Flooding the tech labor market with cheaper foreign talent might help with short-term staffing, but ultimately it will lower all tech wages. Why invest in domestic education when you can go to India’s 24/7 Brain Mart for a quick fix? Add to that tax gamesmanship and our focus on bombs not brains. It’s a formula for losing tech while it’s still here. Very shortsighted.

Yes, I know all the stats about immigrant business startups. In fact I’m both — an immigrant and a startup founder. And I favor immigration — but not at the expense of long-term competitiveness. The US already welcomes one million immigrants a year — more than any other nation. We should seek to improve quality, not necessarily quantity in such a skewed way.

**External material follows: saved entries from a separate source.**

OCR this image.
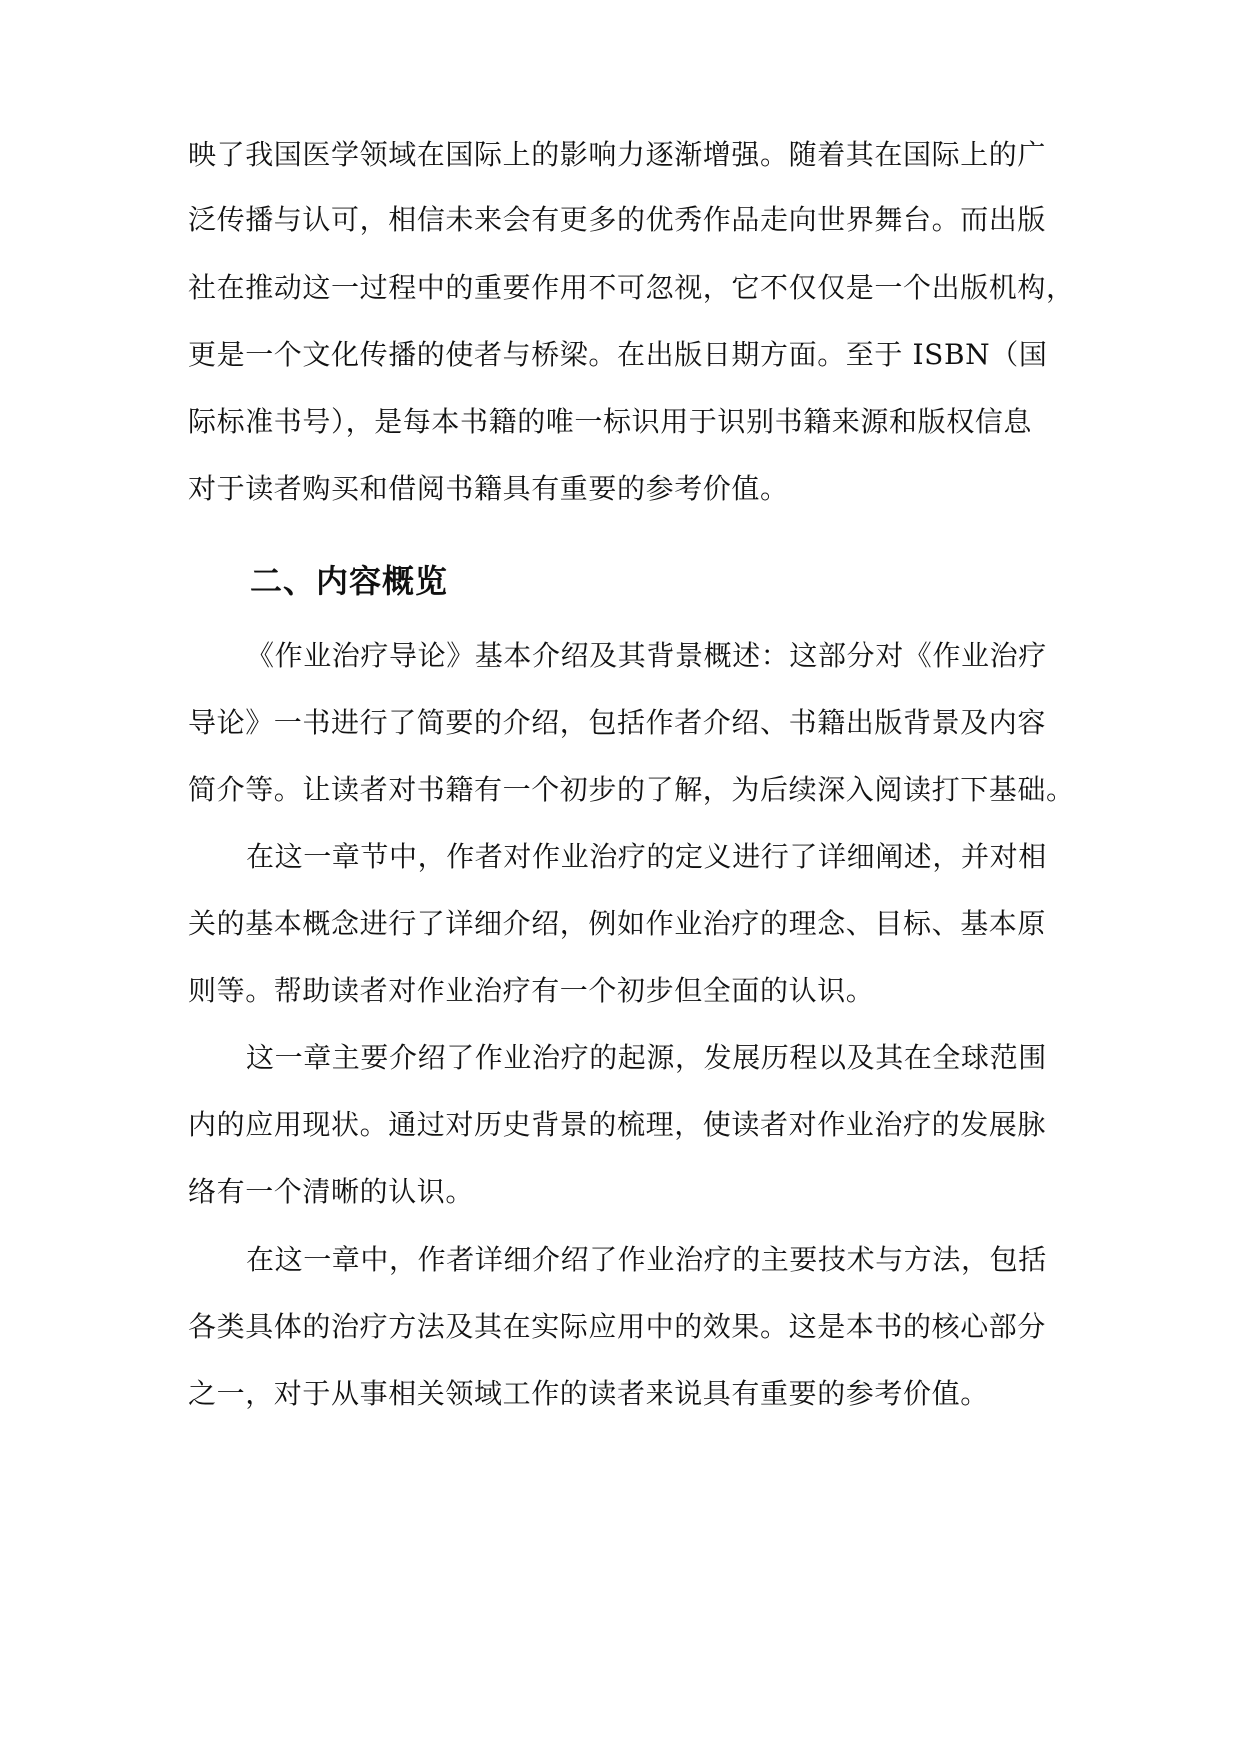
映了我国医学领域在国际上的影响力逐渐增强。随着其在国际上的广
泛传播与认可，相信未来会有更多的优秀作品走向世界舞台。而出版
社在推动这一过程中的重要作用不可忽视，它不仅仅是一个出版机构，
更是一个文化传播的使者与桥梁。在出版日期方面。至于 ISBN（国
际标准书号），是每本书籍的唯一标识用于识别书籍来源和版权信息
对于读者购买和借阅书籍具有重要的参考价值。
二、内容概览
《作业治疗导论》基本介绍及其背景概述：这部分对《作业治疗
导论》一书进行了简要的介绍，包括作者介绍、书籍出版背景及内容
简介等。让读者对书籍有一个初步的了解，为后续深入阅读打下基础。
在这一章节中，作者对作业治疗的定义进行了详细阐述，并对相
关的基本概念进行了详细介绍，例如作业治疗的理念、目标、基本原
则等。帮助读者对作业治疗有一个初步但全面的认识。
这一章主要介绍了作业治疗的起源，发展历程以及其在全球范围
内的应用现状。通过对历史背景的梳理，使读者对作业治疗的发展脉
络有一个清晰的认识。
在这一章中，作者详细介绍了作业治疗的主要技术与方法，包括
各类具体的治疗方法及其在实际应用中的效果。这是本书的核心部分
之一，对于从事相关领域工作的读者来说具有重要的参考价值。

Finally, the H1-B process is a joke. It exclusively favors giant companies. How? It forces all applications to start submissions in March. They usually run out by June. BUT — employees can’t start work until OCTOBER! What small company can afford that kind of delay? Very few.

So what’s the solution?

There’s no single answer, but here are three places I’d like to start:

  1. Demolish the US tax code. Start from scratch. Have it fit on one page with 10 point font, not 3.8 million words!. That means no loopholes and fewer chances to buy influence.
  2. Real political finance reform (as I wrote in Forbes) – and vote out every incumbent until it’s passed.
  3. A domestic competitiveness strategy. This should be proposed by a small working group of top politicians (current or retired), reps from small and large businesses, and brilliant academics. Lock them in a room, give them enough water and sandwiches for a week; I bet they come up with a good action plan – or starve. This is where a framework of immigration strategy and domestic education should be created — in context — not in backroom bargains.